# The Fall from the Ivory Tree
- An essay on the despair of the academic job cycle,
and the hope that must follow
Each fall, as the aspens yellow and the maples redden with their small stars, a kind of reverse Loch Ness monster lifts its head above the ivory tower. It comes in the form of a looming judgment. It runs its claws through your CV, counts the citations you have accrued, weighs the importance of the people writing your letters, and imprints an invisible grade upon your forehead; an imprint you can never quite make out in the mirror.
Its contradictions are dizzying. For an institution that calls itself the poster child of the human ideal of meritocracy, we are constantly instructed on how to become visible because we have to scream for our merit. We borrow ideas wherever we can. Perhaps the endless repeats of the Liberty Mutual ad are not to be ignored but taken as inspiration: my research projects, it seems, need an idea equivalent to an emu or perhaps a recommendation from the emu itself.
Before the ceremony of application begins, an irritation hums through the bones like a neighborhood priest chanting too loudly, even annoying the village rooster. You just want to do fucking science, goddamnit. Yet once you drag yourself from bed and begin stacking your Jenga tower of proof — evidence of scientific devotion tailored to every continent, a strange shaky radiance appears. The self begins to glow as you scroll through your finished materials. It feels like Mount Rushmore, except every face is yours. Oh my, you think, did I really climb this high? You look down from your fourteen thousand foot mountain of self citations that would even put Mt. Whitney to shame. Once a year you build a shrine to yourself: papers arranged like a larger than life Thai rendering of the Buddha, your lemmas and ablation studies glinting with gold.

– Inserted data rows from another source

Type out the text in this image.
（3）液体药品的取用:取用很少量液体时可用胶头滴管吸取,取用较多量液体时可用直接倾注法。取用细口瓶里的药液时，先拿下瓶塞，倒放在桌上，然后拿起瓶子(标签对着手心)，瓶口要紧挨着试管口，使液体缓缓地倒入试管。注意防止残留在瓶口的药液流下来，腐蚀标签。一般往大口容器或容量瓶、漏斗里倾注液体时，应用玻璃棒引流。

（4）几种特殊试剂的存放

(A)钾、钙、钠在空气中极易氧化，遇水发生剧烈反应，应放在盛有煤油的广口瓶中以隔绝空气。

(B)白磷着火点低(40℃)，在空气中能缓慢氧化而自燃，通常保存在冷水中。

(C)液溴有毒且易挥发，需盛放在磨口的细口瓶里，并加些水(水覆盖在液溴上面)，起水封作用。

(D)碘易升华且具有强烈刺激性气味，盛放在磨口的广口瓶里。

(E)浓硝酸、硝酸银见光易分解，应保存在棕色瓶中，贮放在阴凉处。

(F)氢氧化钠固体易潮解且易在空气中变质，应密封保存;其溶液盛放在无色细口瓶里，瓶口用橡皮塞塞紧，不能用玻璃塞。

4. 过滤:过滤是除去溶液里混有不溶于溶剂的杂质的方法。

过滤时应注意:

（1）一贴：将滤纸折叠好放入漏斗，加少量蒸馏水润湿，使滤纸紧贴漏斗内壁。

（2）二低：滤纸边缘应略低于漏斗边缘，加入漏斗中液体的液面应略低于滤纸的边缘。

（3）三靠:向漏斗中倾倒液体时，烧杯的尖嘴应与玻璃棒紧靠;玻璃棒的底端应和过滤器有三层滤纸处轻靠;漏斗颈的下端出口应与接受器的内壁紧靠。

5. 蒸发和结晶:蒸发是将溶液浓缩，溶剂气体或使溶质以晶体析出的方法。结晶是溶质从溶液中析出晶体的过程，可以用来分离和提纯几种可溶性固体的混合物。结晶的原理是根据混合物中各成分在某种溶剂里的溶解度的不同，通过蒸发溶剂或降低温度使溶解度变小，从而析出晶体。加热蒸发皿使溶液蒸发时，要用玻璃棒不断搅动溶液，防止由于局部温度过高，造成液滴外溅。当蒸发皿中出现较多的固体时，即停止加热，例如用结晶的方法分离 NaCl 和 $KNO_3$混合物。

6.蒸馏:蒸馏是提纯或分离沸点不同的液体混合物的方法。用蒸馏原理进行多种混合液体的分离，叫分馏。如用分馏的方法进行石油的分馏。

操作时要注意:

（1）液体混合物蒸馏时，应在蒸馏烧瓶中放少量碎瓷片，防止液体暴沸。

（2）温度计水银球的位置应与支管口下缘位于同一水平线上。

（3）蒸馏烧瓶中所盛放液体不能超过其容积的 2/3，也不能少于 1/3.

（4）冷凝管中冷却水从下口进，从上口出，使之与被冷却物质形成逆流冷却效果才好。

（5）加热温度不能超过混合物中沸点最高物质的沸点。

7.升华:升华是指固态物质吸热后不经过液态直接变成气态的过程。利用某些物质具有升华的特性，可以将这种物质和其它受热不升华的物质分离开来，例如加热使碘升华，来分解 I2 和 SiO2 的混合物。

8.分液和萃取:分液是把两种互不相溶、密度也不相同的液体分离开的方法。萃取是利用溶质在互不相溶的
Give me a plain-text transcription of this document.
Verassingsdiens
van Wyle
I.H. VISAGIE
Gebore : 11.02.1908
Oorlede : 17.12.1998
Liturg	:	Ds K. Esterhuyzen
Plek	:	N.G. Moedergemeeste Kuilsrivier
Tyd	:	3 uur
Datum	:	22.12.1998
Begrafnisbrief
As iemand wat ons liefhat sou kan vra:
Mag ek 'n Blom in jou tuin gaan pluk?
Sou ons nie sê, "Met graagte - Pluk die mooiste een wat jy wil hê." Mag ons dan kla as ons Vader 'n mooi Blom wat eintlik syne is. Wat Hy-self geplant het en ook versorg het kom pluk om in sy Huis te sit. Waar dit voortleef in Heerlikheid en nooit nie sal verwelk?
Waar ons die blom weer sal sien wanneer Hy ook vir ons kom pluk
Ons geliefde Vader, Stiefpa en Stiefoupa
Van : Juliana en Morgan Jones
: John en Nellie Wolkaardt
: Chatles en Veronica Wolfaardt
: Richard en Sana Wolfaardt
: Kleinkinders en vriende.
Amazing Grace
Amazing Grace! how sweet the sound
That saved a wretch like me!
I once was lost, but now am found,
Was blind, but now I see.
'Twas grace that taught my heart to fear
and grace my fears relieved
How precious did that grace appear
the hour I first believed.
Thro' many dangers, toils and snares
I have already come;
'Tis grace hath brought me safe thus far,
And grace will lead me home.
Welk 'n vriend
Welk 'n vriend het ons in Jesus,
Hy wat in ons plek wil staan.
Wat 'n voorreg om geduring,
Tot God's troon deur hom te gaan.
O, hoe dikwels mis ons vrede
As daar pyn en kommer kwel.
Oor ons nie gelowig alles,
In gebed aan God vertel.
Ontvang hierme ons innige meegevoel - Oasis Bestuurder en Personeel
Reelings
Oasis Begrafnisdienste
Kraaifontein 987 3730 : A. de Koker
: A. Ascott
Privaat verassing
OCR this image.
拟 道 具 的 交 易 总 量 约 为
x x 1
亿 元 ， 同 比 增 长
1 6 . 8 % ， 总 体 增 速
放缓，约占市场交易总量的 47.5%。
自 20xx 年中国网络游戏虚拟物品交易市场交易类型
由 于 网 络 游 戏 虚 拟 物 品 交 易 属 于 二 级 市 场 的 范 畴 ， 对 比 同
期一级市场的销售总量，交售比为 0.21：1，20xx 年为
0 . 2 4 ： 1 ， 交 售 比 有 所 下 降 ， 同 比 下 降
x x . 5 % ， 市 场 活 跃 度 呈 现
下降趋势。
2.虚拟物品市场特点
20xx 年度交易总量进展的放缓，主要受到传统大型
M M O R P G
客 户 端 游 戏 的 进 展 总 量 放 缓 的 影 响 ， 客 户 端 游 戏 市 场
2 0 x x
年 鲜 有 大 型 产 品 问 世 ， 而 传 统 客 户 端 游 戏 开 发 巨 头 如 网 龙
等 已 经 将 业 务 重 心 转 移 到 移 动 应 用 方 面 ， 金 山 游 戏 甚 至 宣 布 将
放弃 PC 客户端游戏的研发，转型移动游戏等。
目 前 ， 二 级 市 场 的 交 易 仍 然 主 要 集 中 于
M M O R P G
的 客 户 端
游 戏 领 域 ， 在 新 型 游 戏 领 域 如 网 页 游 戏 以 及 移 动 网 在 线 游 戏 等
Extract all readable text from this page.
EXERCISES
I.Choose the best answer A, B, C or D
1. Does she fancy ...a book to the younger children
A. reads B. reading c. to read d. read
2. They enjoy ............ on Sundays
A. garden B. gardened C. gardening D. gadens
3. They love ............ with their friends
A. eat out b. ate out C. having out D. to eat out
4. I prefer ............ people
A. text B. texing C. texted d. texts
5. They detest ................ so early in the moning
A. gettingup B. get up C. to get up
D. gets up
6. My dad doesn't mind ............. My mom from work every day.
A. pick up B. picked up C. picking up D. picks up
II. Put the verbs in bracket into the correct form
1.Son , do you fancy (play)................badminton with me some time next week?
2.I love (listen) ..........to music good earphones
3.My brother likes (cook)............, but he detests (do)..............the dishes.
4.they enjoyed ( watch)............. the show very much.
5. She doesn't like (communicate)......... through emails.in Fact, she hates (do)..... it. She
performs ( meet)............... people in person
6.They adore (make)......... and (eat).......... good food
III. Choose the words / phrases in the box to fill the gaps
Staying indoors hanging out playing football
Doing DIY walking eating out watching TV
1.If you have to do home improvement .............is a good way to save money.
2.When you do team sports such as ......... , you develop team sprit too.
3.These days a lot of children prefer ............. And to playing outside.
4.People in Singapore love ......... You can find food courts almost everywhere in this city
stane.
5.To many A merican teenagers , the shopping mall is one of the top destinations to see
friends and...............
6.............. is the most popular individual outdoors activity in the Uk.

Your loved ones peer into the temple from outside, worried. There are holes in your clothes you can’t see, and your ribs—barely hidden beneath the extra pounds earned from late night PhD experiments show all the same. To them it looks like the coffee stains on your customized coffee mug with your favorite equations have built a wall between you and the fat industrial salary. But you are somewhere else entirely: a valley of Gandhian poverty. Science is your baton, and you will march, again and again, to drive the colonizer of stupidity from the land.
As much as the self reflection is satisfying, even more so is the Excel sheet of positions you are applying for. It feels like Diwali, Nowruz, Eid, and Hanami all at once. Each green cell is a small lamp, a new year, a moment of gratitude, a petal about to fall. You can’t wait for the excited committee to discover your Buddha sized statue. But behold the little snowflakes of *“who the hell is this"* that settle on the nose of your statue, a single sneeze threatening to shatter its self image. Hollow, reddened eyes of overworked committee members stare at the goof ups you made in your overly AI ed cover letter that you ruined even more in the last moments with your personal touch.
Winter is coming. And if you are not born with a scientific silver spoon, the cold wind in your ears will slowly shatter your sense of self. But let me be reviewer number 0 on your feeling of despair, and pick up the baton that you were about to fling into the sea. I am not promising Kafkaesque, posthumous glory, of your post academia science.
But we can embrace the spirit of the living artist who treats their own mind like a book, a Hubble telescope into the world, and not a begging bowl for citations and forewords. The spirit that survives the grueling shedding of leaves every rejection season.
The spirit of the satisfaction of the long, slow pursuit. The meandering of thoughts during hikes and weekend visits to little town coffee shops. The romantic idea of a scientist, who survives irrespective of what their office plaque says. The lone boat trudging through the sea is not heckling for one of the speckles of white streaked gulls to land on your wrists, but you see the beauty in sketching them nevertheless. Recall the paper with four citations that you bumped into but realized is absolutely the twenty foot root of your work hidden from the world. Let that paper be the symbol of our silent worship.
No professional title can represent your identity as faithfully as the stubbornness of that truth-seeking soul. As a poet once said of their poems, once a paper has left you, its fate is no longer yours to decide. Like migrating penguins, it carries its own compass: it may find another wanderer like you, or it may settle beneath some weed-ridden rock.
That is the torch when the sun seems to set forever. It lives inside us, not in the portrait-ridden halls of artificial human institutions.